PPRuNe Forums - View Single Post - ASW and 1982 South Atlantic War
View Single Post
Old 24th Oct 2021, 23:06
  #161 (permalink)  
tucumseh
 
Join Date: Feb 2003
Location: uk
Posts: 3,225
Received 172 Likes on 65 Posts
Originally Posted by Xmit
The Sea King M5's new passive ASW equipment had to be removed because it was next-to-useless against a conventional submarine threat. Although it had the Sea Searcher radome, it was still fitted with the old Mk2 radar system. It's fair to say that the Sea Kings were Mk5s in name only.

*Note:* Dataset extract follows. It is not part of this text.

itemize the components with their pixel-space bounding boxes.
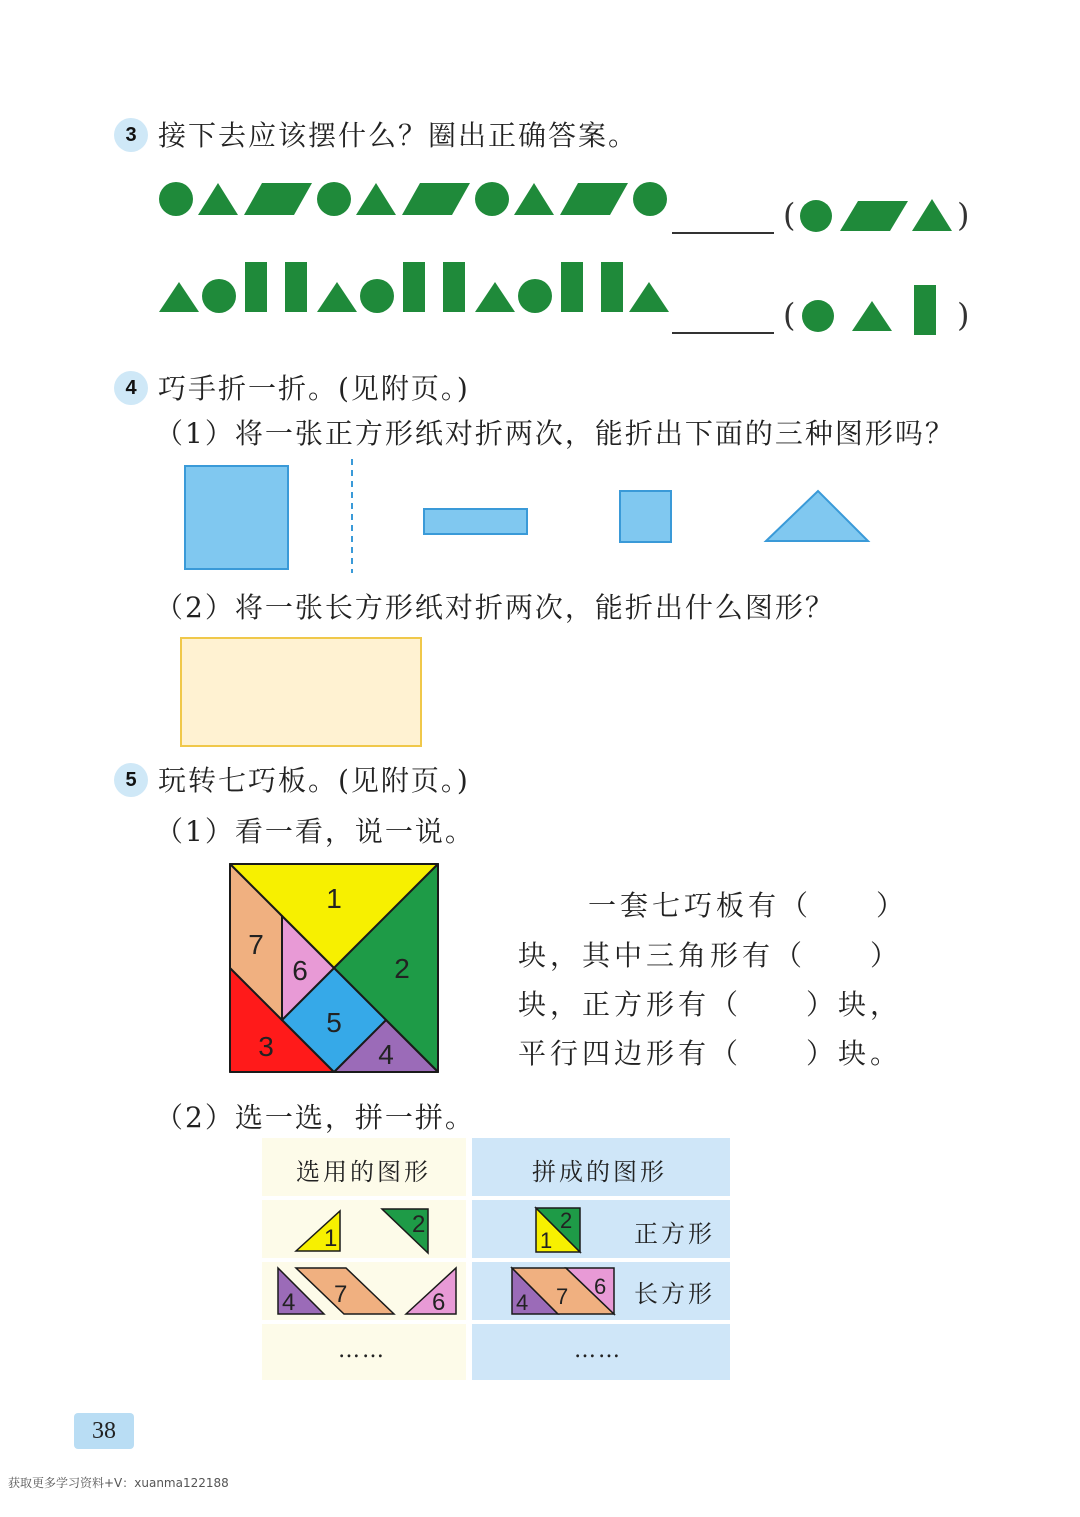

Agreed. There were some Mk5s with Sea Searcher fitted, but a few features were not yet finished, such as Track While Scan and radar/sonics integration. There was a TWS switch, but no wiring behind it. It took another 4 or 5 years to finish most of the development, as it was slowed down due to other priorities such as secure comms, EW and AEW. And almost immediately any sonics developments were effectively technology demonstrators for Merlin, the Mk5 sonics kit quietly forgotten. That LAPADS kit, hard copy unit and USH24s were beasts. Lynx and SHAR were the same. All the development/upgrade eggs were in one basket. This meant there were series of regular funding peaks and troughs, and in an effort to smooth them out many programmes were delayed to stagger them. Such as 360 scan for Lynx, which was ready to go in 90 but still wasn't in by 2003. And some of the features evident in the ASaC Mk7, delivered in 2002, were ready by 1988. To say there was a bit of a disconnect in the Naval Air Programme is an understatement, but I always felt it stemmed from the sudden financial windfall in the late 70s that dumped all those eggs on MoD(PE) at the same time, but no other resources. The above work was just a couple of junior engineers and one scientist on a secondment from Farnborough. I thought they did very well.